Voller Ungeduld sah er zur Festung hin. Wo blieb Themistokles?
Kim wartete eine gute Dreiviertelstunde, ohne dass sich hinter den weit offen stehenden Toren irgendetwas rührte, und er musste sich in dieser Zeit zweimal tiefer in seine Deckung zurückziehen, weil weitere Reiter an ihm vorüberjagten. Seine Verfolger meinten es wirklich ernst.
Schließlich aber änderte sich die Situation - wenn auch ganz und gar nicht so, wie Kim es sich gewünscht hätte.
Er hörte wieder Hufschläge und wich tiefer in den Schutz der Toreinfahrt zurück, deren Schatten ihn schon dreimal vor der Entdeckung bewahrt hatten.
Diesmal jedoch sprengten keine weiteren Reiter an ihm vorüber. Trotzdem wurde der Hufschlag lauter. Kim wartete einen Moment, dann bewegte er sich vorsichtig aus seinem Versteck heraus und lugte um die Ecke.
Die Anzahl der Reiter auf dem Platz hatte sich mehr als verdoppelt. Kai war zurückgekommen. Und er hatte eine Menge Freunde mitgebracht.

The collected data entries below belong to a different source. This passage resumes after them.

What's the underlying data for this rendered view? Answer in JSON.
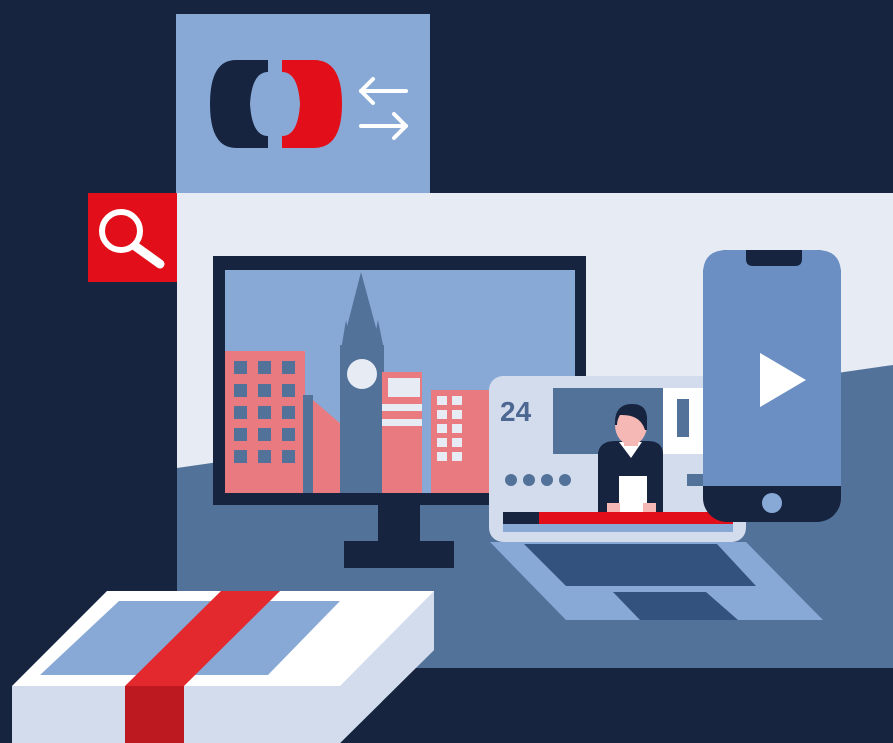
{
  "colors": {
    "navy": "#17243f",
    "light_blue": "#88a9d6",
    "mid_blue": "#52729a",
    "deep_blue": "#34527e",
    "pale": "#e6ebf4",
    "red": "#e20f1a",
    "salmon": "#e97a80",
    "white": "#ffffff"
  },
  "icons": {
    "brand": "ct-logo-icon",
    "swap": "swap-arrows-icon",
    "search": "search-icon",
    "play": "play-icon"
  },
  "laptop": {
    "channel_label": "24"
  }
}
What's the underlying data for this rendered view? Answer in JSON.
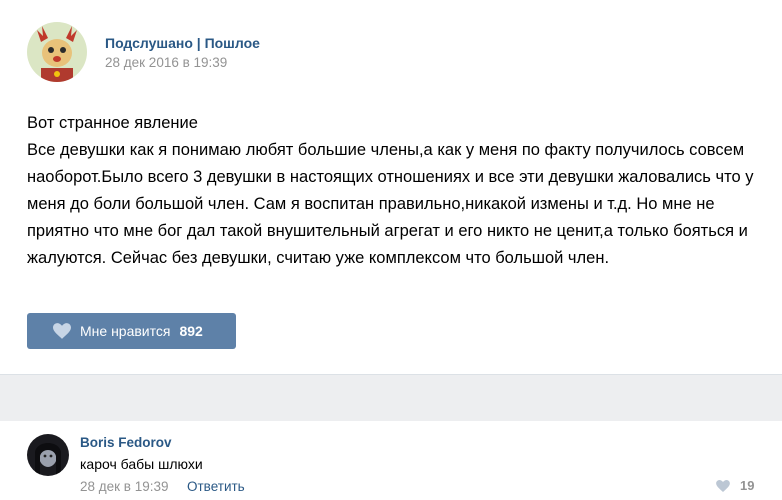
{
  "post": {
    "author": "Подслушано | Пошлое",
    "date": "28 дек 2016 в 19:39",
    "text_lines": [
      "Вот странное явление",
      "Все девушки как я понимаю любят большие члены,а как у меня по факту получилось совсем наоборот.Было всего 3 девушки в настоящих отношениях и все эти девушки жаловались что у меня до боли большой член. Сам я воспитан правильно,никакой измены и т.д. Но мне не приятно что мне бог дал такой внушительный агрегат и его никто не ценит,а только бояться и жалуются. Сейчас без девушки, считаю уже комплексом что большой член."
    ],
    "like_label": "Мне нравится",
    "like_count": "892",
    "avatar_icon": "deer-mascot-avatar",
    "like_icon": "heart-icon",
    "accent_color": "#5e81a8",
    "link_color": "#2a5885"
  },
  "comment": {
    "author": "Boris Fedorov",
    "text": "кароч бабы шлюхи",
    "date": "28 дек в 19:39",
    "reply_label": "Ответить",
    "like_count": "19",
    "avatar_icon": "user-photo-avatar",
    "like_icon": "heart-icon"
  }
}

Die beiden ungleichen Heere - Kais weiß gekleidete Reiter waren den anderen an Zahl mindestens um das Dreifache überlegen und sie erhielten noch immer laufend Verstärkung - standen sich an zwei Seiten des Platzes gegenüber. Kai und der bärtige Anführer der anderen Truppe hatten sich in der Mitte des Platzes getroffen und stritten offenbar heftig miteinander. Die Feindseligkeit, die in der Luft lag, war fast greifbar. »Gleich schlagen sie sich die Schädel ein«, sagte eine Stimme hinter Kim. »Wer weiß - vielleicht wäre das nicht die schlechteste Lösung.«
Kim fuhr erschrocken herum und blickte in ein Gesicht, das ihm unter etwas weniger dramatischen Umständen wahrscheinlich zum Lachen gereizt hätte.

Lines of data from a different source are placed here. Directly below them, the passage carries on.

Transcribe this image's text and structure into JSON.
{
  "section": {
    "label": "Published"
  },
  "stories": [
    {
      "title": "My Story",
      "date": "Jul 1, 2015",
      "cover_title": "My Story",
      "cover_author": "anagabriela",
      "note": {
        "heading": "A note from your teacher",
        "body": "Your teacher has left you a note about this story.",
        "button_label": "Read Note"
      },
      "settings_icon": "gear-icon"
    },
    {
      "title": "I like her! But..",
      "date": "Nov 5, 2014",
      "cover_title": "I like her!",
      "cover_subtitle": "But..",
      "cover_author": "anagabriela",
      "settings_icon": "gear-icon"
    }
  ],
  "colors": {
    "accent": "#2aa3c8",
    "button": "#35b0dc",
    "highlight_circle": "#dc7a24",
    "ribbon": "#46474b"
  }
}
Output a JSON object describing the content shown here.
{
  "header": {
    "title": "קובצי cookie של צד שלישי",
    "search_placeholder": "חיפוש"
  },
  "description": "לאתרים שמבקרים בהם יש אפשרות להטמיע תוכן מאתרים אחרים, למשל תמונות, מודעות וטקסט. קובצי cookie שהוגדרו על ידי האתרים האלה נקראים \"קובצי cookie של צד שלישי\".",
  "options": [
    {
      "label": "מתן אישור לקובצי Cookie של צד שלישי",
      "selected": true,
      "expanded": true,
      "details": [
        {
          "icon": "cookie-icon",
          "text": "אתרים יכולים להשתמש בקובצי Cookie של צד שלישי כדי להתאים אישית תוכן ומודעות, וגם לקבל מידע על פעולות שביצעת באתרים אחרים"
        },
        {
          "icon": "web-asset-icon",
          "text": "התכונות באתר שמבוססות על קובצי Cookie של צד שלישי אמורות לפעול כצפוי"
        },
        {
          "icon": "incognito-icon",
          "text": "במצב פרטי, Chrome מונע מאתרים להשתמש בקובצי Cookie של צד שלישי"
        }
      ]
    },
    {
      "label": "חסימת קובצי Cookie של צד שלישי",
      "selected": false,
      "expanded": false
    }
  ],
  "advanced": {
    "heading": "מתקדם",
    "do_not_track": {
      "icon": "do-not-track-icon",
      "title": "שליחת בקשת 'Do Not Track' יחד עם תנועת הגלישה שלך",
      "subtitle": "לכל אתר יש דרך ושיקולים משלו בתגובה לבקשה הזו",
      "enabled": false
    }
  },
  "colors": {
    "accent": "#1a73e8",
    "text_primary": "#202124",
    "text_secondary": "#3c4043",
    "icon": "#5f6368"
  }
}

Der Junge musste ungefähr in seinem Alter sein. Er war ein gutes Stück größer als Kim. Dabei aber so dürr, dass Kim sich fragte, wieso er eigentlich nicht bei der ersten unvorsichtigen Bewegung in der Mitte durchbrach. Sein Gesicht war blass und schmal, aber über und über mit Sommersprossen gesprenkelt und er schielte ein bisschen. Seine Kleider bestanden nur aus Fetzen, machten aber sonderbarerweise trotzdem einen fast vornehmen Eindruck. Das Eigenartigste aber waren seine Haare. Sie waren feuerrot, fast schon leuchtend, und standen buchstäblich in allen Richtungen von seinem Kopf ab; wie bei einer Comicfigur, die in eine Steckdose gegriffen hat, dachte Kim.

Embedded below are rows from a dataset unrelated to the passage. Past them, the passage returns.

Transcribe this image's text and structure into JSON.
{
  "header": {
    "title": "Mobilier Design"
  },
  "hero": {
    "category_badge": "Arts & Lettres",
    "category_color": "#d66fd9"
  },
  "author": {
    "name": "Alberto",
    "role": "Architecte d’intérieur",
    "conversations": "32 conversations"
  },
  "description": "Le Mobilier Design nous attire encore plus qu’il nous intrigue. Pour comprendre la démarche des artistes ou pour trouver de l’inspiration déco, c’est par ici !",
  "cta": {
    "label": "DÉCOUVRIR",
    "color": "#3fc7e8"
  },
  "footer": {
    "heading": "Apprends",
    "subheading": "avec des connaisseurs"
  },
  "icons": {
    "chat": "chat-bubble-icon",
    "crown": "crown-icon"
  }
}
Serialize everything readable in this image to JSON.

»Wer ... wer bist du?«, fragte er, sah sich hastig um und fügte hinzu: »Und wo kommst du her?«
»Mein Name ist Sturm«, antwortete der sommersprossige Junge. Kims zweite Frage ließ er unbeantwortet. Stattdessen stellte er seinerseits eine Frage:
»Was tust du hier? Falls du es noch nicht gemerkt hast: Hier wird es gleich ziemlich ungemütlich. Mit den Burschen da ist nicht zu spaßen.«
»Ich weiß«, antwortete Kim. »Und ich fürchte sogar, es ist meine Schuld, dass sie überhaupt hier sind.«
Sturm sah ihn einen Moment verständnislos an, aber dann hellte sich sein Gesicht auf. »Du bist der, den sie suchen.«
»Woher weißt du das?«, fragte Kim.
Sturm lachte. Ein plötzlicher Windstoß fauchte durch die Straße und riss Kim beinahe von den Füßen. »Du bist gut!«, sagte er. »Die ganze Stadt spricht über nichts anderes. Sie haben den Burgfrieden gebrochen, nur um dich in die Hände zu bekommen! Was ist an dir eigentlich so verdammt wichtig?«
Kim schwieg und Sturm nickte, als hätte er nichts anderes erwartet. »Und was hast du jetzt vor?«
»Ich muss zu Themistokles«, sagte Kim.
Sturm ächzte. »Dort hinein?«
Er deutete auf das Tor. Kai und der Bärtige standen sich noch immer hoch zu Ross gegenüber und schrien sich wild gestikulierend Drohungen zu. Auf der einen Seite des Platzes standen mindestens fünfzig, auf der anderen Seite an die zweihundert Reiter, bereit beim geringsten Anlass ihre Waffen zu ziehen und übereinander herzufallen.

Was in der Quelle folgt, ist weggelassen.